Auch in Bezug auf die Therapie sind Frauen aufgrund der häufig männerzentrierten Studien besonderen Gefahren ausgesetzt. So waren Frauen in den USA seit dem Jahr 2000 52 % häufiger von unerwünschten Arzneimittelreaktionen etablierter Medikamente betroffen als Männer, schwerwiegende oder tödliche Nebenwirkungen waren bei ihnen 32 % häufiger. Die Fachleute kritisieren, dass es noch immer kein Standard ist, dass Daten aus Studien zu Medikamentenwirkungen nach Geschlecht aufgeschlüsselt untersucht werden und Frauen im Studienkollektiv angemessen repräsentiert sein müssen. Ihrer Meinung nach sollten strengere Richtlinien für Vielfalt, Gerechtigkeit und Inklusion in der Gestaltung klinischer Studien eingeführt werden. Dabei sollte in der Zusammenstellung der Studienkohorte die Krankheitsprävalenz zwischen Männern und Frauen berücksichtigt werden. Zudem plädieren sie für die Verwendung geschlechtsspezifischer Schwellenwerte von Biomarkern und mehr Forschung an weiblichen Tiermodellen.
Da auch Versicherungen um die höhere Bürde von Frauen in Bezug auf Erkrankungen wissen, werden Frauen dafür in einigen Ländern extra zur Kasse gebeten. So muss eine 31-jährige Frau in der Schweiz 37 % mehr für ihre Krankenversicherung ausgeben als ein gleichaltriger Mann. Besonders hart sind Frauen in Low Income Countries von geschlechtsbedingten Effekten auf ihre Gesundheit betroffen.
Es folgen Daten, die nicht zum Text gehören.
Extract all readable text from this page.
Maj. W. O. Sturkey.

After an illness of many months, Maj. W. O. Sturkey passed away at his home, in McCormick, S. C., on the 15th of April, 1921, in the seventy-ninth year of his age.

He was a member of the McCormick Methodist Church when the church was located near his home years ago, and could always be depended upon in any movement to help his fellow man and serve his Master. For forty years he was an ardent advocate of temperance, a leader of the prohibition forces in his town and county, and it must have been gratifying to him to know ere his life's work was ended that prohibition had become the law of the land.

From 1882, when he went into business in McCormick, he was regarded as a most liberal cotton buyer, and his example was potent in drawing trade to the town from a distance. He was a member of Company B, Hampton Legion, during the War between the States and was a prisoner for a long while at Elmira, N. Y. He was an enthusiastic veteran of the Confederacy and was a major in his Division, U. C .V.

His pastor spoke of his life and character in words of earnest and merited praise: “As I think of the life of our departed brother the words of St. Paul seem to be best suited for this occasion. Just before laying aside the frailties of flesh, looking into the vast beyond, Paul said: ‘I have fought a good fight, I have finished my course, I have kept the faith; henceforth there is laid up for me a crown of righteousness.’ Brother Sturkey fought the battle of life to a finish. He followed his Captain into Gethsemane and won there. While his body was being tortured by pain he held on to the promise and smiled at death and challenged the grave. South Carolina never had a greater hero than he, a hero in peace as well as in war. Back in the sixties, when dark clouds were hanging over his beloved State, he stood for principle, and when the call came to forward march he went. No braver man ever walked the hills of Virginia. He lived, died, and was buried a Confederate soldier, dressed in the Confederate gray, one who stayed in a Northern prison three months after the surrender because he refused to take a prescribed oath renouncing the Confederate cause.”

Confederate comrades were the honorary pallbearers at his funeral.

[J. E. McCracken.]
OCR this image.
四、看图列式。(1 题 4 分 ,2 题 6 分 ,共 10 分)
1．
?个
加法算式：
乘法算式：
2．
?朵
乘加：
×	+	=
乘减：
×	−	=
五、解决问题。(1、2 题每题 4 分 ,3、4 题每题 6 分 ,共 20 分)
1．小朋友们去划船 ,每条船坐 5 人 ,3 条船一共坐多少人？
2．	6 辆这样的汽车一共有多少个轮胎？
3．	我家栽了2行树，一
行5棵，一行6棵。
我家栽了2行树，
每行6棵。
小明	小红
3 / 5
Insgesamt sehen die Autorinnen großen Spielraum für Verbesserungen und schlagen einen umfangreichen Maßnahmenkatalog vor. Sie fordern eine gemeinschaftliche Anstrengung von Regierungen, Gesundheitseinrichtungen, Nichtregierungsorganisationen und Einzelpersonen an fünf Fronten, um die Zukunft von Frauen gerechter und gesünder zu gestalten. Darunter fallen Investitionen in frauenspezifische Forschung und Entwicklung, die verstärkte Sammlung und Analyse von nach Geschlecht aufgeschlüsselten Daten, die Verbesserung des Zugangs zu einer geschlechtsspezifischen Versorgung, die Förderung von Investitionen in Innovationen im Bereich der Frauengesundheit und frauenfreundliche Strukturen in Unternehmen, die Frauen den Weg in Führungspositionen vereinfachen, sodass wiederum frauenfreundliche Arbeitsbedingungen geschaffen werden.
Die Forscher sehen in der Gesundheit von Frauen einen Eckpfeiler des wirtschaftlichen Fortkommens, des gesellschaftlichen Wohlbefindens und Fortschritts weltweit und verweisen darauf, dass darin ein ungenutztes wirtschaftliches Potenzial von 1 Billion Dollar pro Jahr liegt.